Jane Cooper, our winemaker, and her partner Lesley, one week before Rowan, also had a wee girl, and they’ve named her Vita Florence. Jane is over the moon, calling her daughter a “little angel”. I bet she won’t want to get back to winemaking so quickly now she has a beautiful little time waster to cuddle all day.
I doubt these brand new parents would like to be in the same blog as animal producers, but we are down on the farm, and there are lambs everywhere. Mike and Nikki were house-sitting again in August and September and Mike took these fabulous shots of Redbank.
The ducks are hiding their eggs, though I do manage to find more than enough to make cakes to keep the local fund-raisers happy. I made six cakes for the St Andrews Church fair, plus a large batch of muffins, and sold duck, hen and bantam eggs as well. Now I’m making cakes and freezing them for the rose show, where the Wharekaka Ladies’ Auxiliary (of which I’m a member) have a stall, on November 6th. When we went to America for two weeks, we came home and found a duck’s nest with 45 eggs in it. Amazingly, most of them were still okay. But now one of the ducks is laying eggs with no shell, just a tough, but bendy, membrane. And, curses, they keep laying eggs in their pond. Water-births.
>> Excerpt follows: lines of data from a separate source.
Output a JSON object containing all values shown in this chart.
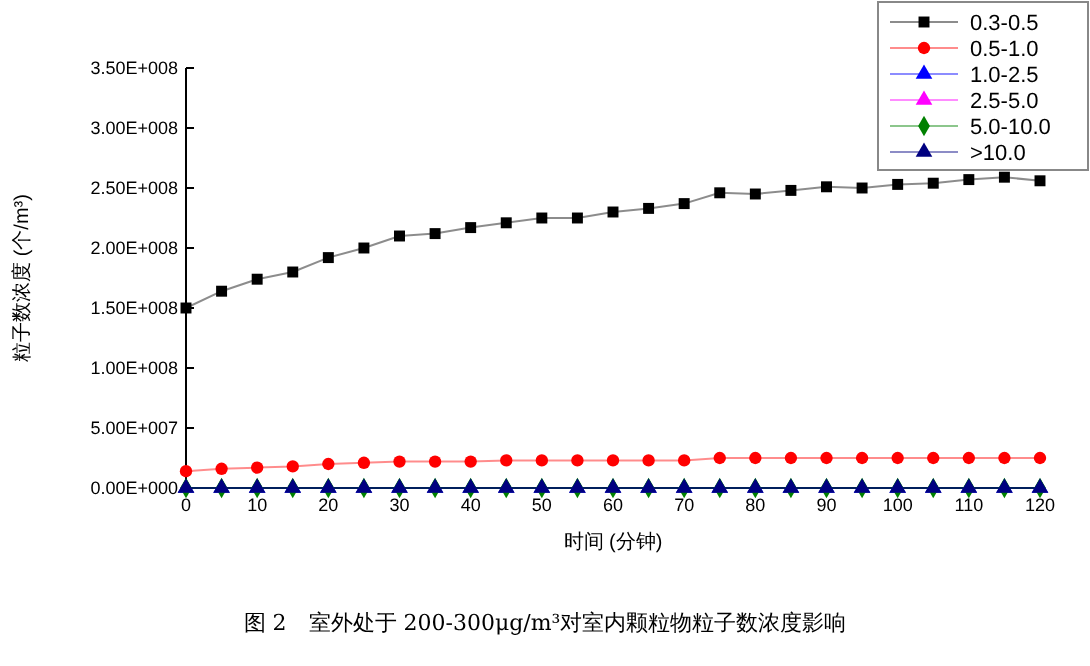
{
  "chart_data": {
    "type": "line",
    "title": "图 2　室外处于 200-300μg/m³对室内颗粒物粒子数浓度影响",
    "xlabel": "时间 (分钟)",
    "ylabel": "粒子数浓度 (个/m³)",
    "x": [
      0,
      5,
      10,
      15,
      20,
      25,
      30,
      35,
      40,
      45,
      50,
      55,
      60,
      65,
      70,
      75,
      80,
      85,
      90,
      95,
      100,
      105,
      110,
      115,
      120
    ],
    "xlim": [
      0,
      120
    ],
    "xticks": [
      0,
      10,
      20,
      30,
      40,
      50,
      60,
      70,
      80,
      90,
      100,
      110,
      120
    ],
    "ylim": [
      0,
      350000000
    ],
    "yticks": [
      {
        "value": 0,
        "label": "0.00E+000"
      },
      {
        "value": 50000000,
        "label": "5.00E+007"
      },
      {
        "value": 100000000,
        "label": "1.00E+008"
      },
      {
        "value": 150000000,
        "label": "1.50E+008"
      },
      {
        "value": 200000000,
        "label": "2.00E+008"
      },
      {
        "value": 250000000,
        "label": "2.50E+008"
      },
      {
        "value": 300000000,
        "label": "3.00E+008"
      },
      {
        "value": 350000000,
        "label": "3.50E+008"
      }
    ],
    "legend": "top right",
    "grid": false,
    "series": [
      {
        "name": "0.3-0.5",
        "color": "#000000",
        "marker": "square",
        "values": [
          150000000,
          164000000,
          174000000,
          180000000,
          192000000,
          200000000,
          210000000,
          212000000,
          217000000,
          221000000,
          225000000,
          225000000,
          230000000,
          233000000,
          237000000,
          246000000,
          245000000,
          248000000,
          251000000,
          250000000,
          253000000,
          254000000,
          257000000,
          259000000,
          256000000
        ]
      },
      {
        "name": "0.5-1.0",
        "color": "#ff0000",
        "marker": "circle",
        "values": [
          14000000,
          16000000,
          17000000,
          18000000,
          20000000,
          21000000,
          22000000,
          22000000,
          22000000,
          23000000,
          23000000,
          23000000,
          23000000,
          23000000,
          23000000,
          25000000,
          25000000,
          25000000,
          25000000,
          25000000,
          25000000,
          25000000,
          25000000,
          25000000,
          25000000
        ]
      },
      {
        "name": "1.0-2.5",
        "color": "#0000ff",
        "marker": "triangle",
        "values": [
          0,
          0,
          0,
          0,
          0,
          0,
          0,
          0,
          0,
          0,
          0,
          0,
          0,
          0,
          0,
          0,
          0,
          0,
          0,
          0,
          0,
          0,
          0,
          0,
          0
        ]
      },
      {
        "name": "2.5-5.0",
        "color": "#ff00ff",
        "marker": "triangle",
        "values": [
          null,
          null,
          null,
          null,
          null,
          null,
          null,
          null,
          null,
          null,
          null,
          null,
          null,
          null,
          null,
          null,
          null,
          null,
          null,
          null,
          null,
          null,
          null,
          null,
          null
        ]
      },
      {
        "name": "5.0-10.0",
        "color": "#008000",
        "marker": "diamond",
        "values": [
          0,
          0,
          0,
          0,
          0,
          0,
          0,
          0,
          0,
          0,
          0,
          0,
          0,
          0,
          0,
          0,
          0,
          0,
          0,
          0,
          0,
          0,
          0,
          0,
          0
        ]
      },
      {
        "name": ">10.0",
        "color": "#000080",
        "marker": "triangle",
        "values": [
          0,
          0,
          0,
          0,
          0,
          0,
          0,
          0,
          0,
          0,
          0,
          0,
          0,
          0,
          0,
          0,
          0,
          0,
          0,
          0,
          0,
          0,
          0,
          0,
          0
        ]
      }
    ]
  }
}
Meanwhile, the bantams are laying like crazy. Pip and her two children Mikki and Nikki (whose little eggs can be hard-boiled and served up as quail eggs and your guests will never know the difference) give me three eggs a day.
While Squeak (not his real name) continues to strut his stuff, beautiful bantam rooster that he is.
Smitty and Lily came through the winter a bit thin, but now they’ve been wormed, and are on some nice supplementary feed (called KoolAid), they’re looking sharper. This photo was taken a couple of months ago when they still had their covers on, but this morning when I went out with the buckets, they both galloped down the slopes and up through the trees to greet me.
And ending on a sad note, Ki, the lovely retired beardie huntaway I was given by Farmer Pete, had to be put down. She had a bleeding nose which wouldn’t get better and it turned out she had a brain tumour. Her breathing over the weeks got more and more laboured and we thought she might have a barley grass stuck in her sinuses. But then one day it was obvious (I won’t go into the gory detail) that she was badly ill. I took her into the vet, fearing the worst. In the waiting room, she rested her head on my lap, as if to say, “I know this is harder for you than for me,” and she wagged her tail and looked up at me. So brave. The vet said it’s time. So now I have two little boxes of ashes on my hall table – Taja’s and Ki’s. RIP Ki, you were a very good friend.